The arts I feel can make things happen, can change people in ways no other medium can. Through art one can challenge, one can live, breath feelings, attitudes and beliefs. Art touches the heart and soul. it works for the artist that is infusing heart and soul into their work and for the participant who experiences that heart and soul in one way or the other. The arts allows us to, if even for a brief moment feel in touch with our inner self. Whether it's watching a movie, listening to music, reading a novel or watching an incredible dance piece, the arts allow us to let go.

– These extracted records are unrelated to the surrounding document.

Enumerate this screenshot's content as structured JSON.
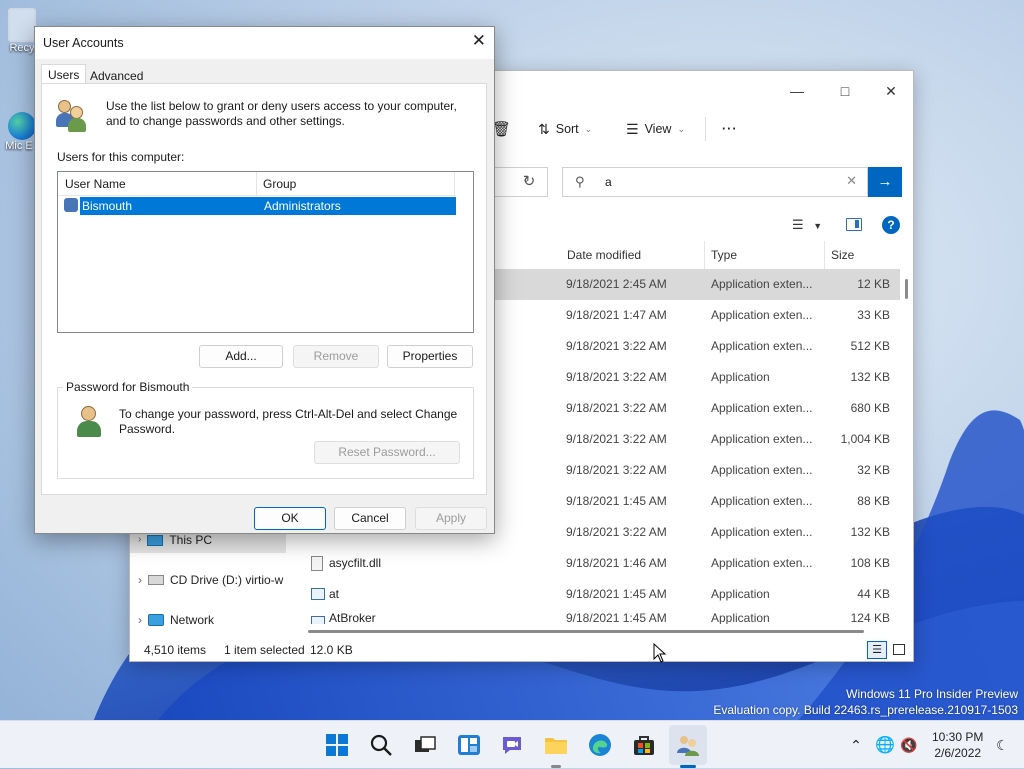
{
  "desktop": {
    "icons": [
      {
        "label": "Recy"
      },
      {
        "label": "Mic E"
      }
    ],
    "watermark": {
      "line1": "Windows 11 Pro Insider Preview",
      "line2": "Evaluation copy. Build 22463.rs_prerelease.210917-1503"
    }
  },
  "explorer": {
    "toolbar": {
      "sort": "Sort",
      "view": "View",
      "more": "···"
    },
    "search": {
      "value": "a"
    },
    "columns": {
      "date": "Date modified",
      "type": "Type",
      "size": "Size"
    },
    "rows": [
      {
        "date": "9/18/2021 2:45 AM",
        "type": "Application exten...",
        "size": "12 KB",
        "selected": true
      },
      {
        "date": "9/18/2021 1:47 AM",
        "type": "Application exten...",
        "size": "33 KB"
      },
      {
        "date": "9/18/2021 3:22 AM",
        "type": "Application exten...",
        "size": "512 KB"
      },
      {
        "date": "9/18/2021 3:22 AM",
        "type": "Application",
        "size": "132 KB"
      },
      {
        "date": "9/18/2021 3:22 AM",
        "type": "Application exten...",
        "size": "680 KB"
      },
      {
        "date": "9/18/2021 3:22 AM",
        "type": "Application exten...",
        "size": "1,004 KB"
      },
      {
        "date": "9/18/2021 3:22 AM",
        "type": "Application exten...",
        "size": "32 KB"
      },
      {
        "date": "9/18/2021 1:45 AM",
        "type": "Application exten...",
        "size": "88 KB"
      },
      {
        "date": "9/18/2021 3:22 AM",
        "type": "Application exten...",
        "size": "132 KB"
      },
      {
        "name": "asycfilt.dll",
        "date": "9/18/2021 1:46 AM",
        "type": "Application exten...",
        "size": "108 KB"
      },
      {
        "name": "at",
        "date": "9/18/2021 1:45 AM",
        "type": "Application",
        "size": "44 KB"
      },
      {
        "name": "AtBroker",
        "date": "9/18/2021 1:45 AM",
        "type": "Application",
        "size": "124 KB"
      }
    ],
    "nav": {
      "this_pc": "This PC",
      "cd_drive": "CD Drive (D:) virtio-w",
      "network": "Network"
    },
    "status": {
      "items": "4,510 items",
      "selected": "1 item selected",
      "size": "12.0 KB"
    }
  },
  "dialog": {
    "title": "User Accounts",
    "tabs": [
      "Users",
      "Advanced"
    ],
    "intro": "Use the list below to grant or deny users access to your computer, and to change passwords and other settings.",
    "users_label": "Users for this computer:",
    "list_columns": {
      "name": "User Name",
      "group": "Group"
    },
    "users": [
      {
        "name": "Bismouth",
        "group": "Administrators"
      }
    ],
    "buttons": {
      "add": "Add...",
      "remove": "Remove",
      "properties": "Properties",
      "reset": "Reset Password...",
      "ok": "OK",
      "cancel": "Cancel",
      "apply": "Apply"
    },
    "password_group": "Password for Bismouth",
    "password_text": "To change your password, press Ctrl-Alt-Del and select Change Password."
  },
  "taskbar": {
    "time": "10:30 PM",
    "date": "2/6/2022"
  }
}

And how has the arts fared in Haiti? After the earthquake Ayikodans were on the verge of shutting down. One of the premier dance company's of Haiti was going to have to close. Jeanguy told me that there is no real performance space in the capitol. This is something we take for granted here, a place for artists to grow, to change for the better. The circumstance was dire for Ayikodans. But change came in the form of outreach and something beautiful happened. The collective at the Arsht Center, one of Miami's premier performance spaces was looking for a way to help after the earthquake. They moved to help in one way and were taken in another direction when they were connected with Jeanguy and Ayikodans.
From the Arsht Center website. "A little over a year ago, the Adrienne Arsht Center's President and CEO John Richard, alongside The Miami Herald's World Editor, John Yearwood, made a trip to visit disaster-strewn Haiti. On his journey to understand how the Arsht Center could make a meaningful contribution to Haiti's recovery, John was introduced to the country's premier dance ensemble, AYIKODANS, a company that was then on the brink of closing their business for good."
Ayikodans were commissioned to perform at The Arsht Center last year and many were moved. A large donation was made by the Coastal Construction Group that kept Ayikodans from closing. The Arsht Center was provided with an incredible dance presence, one of the most powerful I've seen. One need was met with outreach. Ebb and flow.
Ayikodans continue, through the pain and tears of the earthquake they rise. They will be able to touch many in Haiti, as their sold out performances have touched so many here. They have an outreach program for youth that want to learn dance and the younger dancers cycle through to perhaps grow and become part of the larger whole. And although Jeanguy speaks on the myriad of problems Haiti faces, for now his company can help to send a message of heart and soul, of change and hope that through dire circumstance with heightened resolve anything is possible.
Ayikodans perform their second Arsht Center commission on May 25 & 26 with a Modern Dance Master Class on May 22, 2012.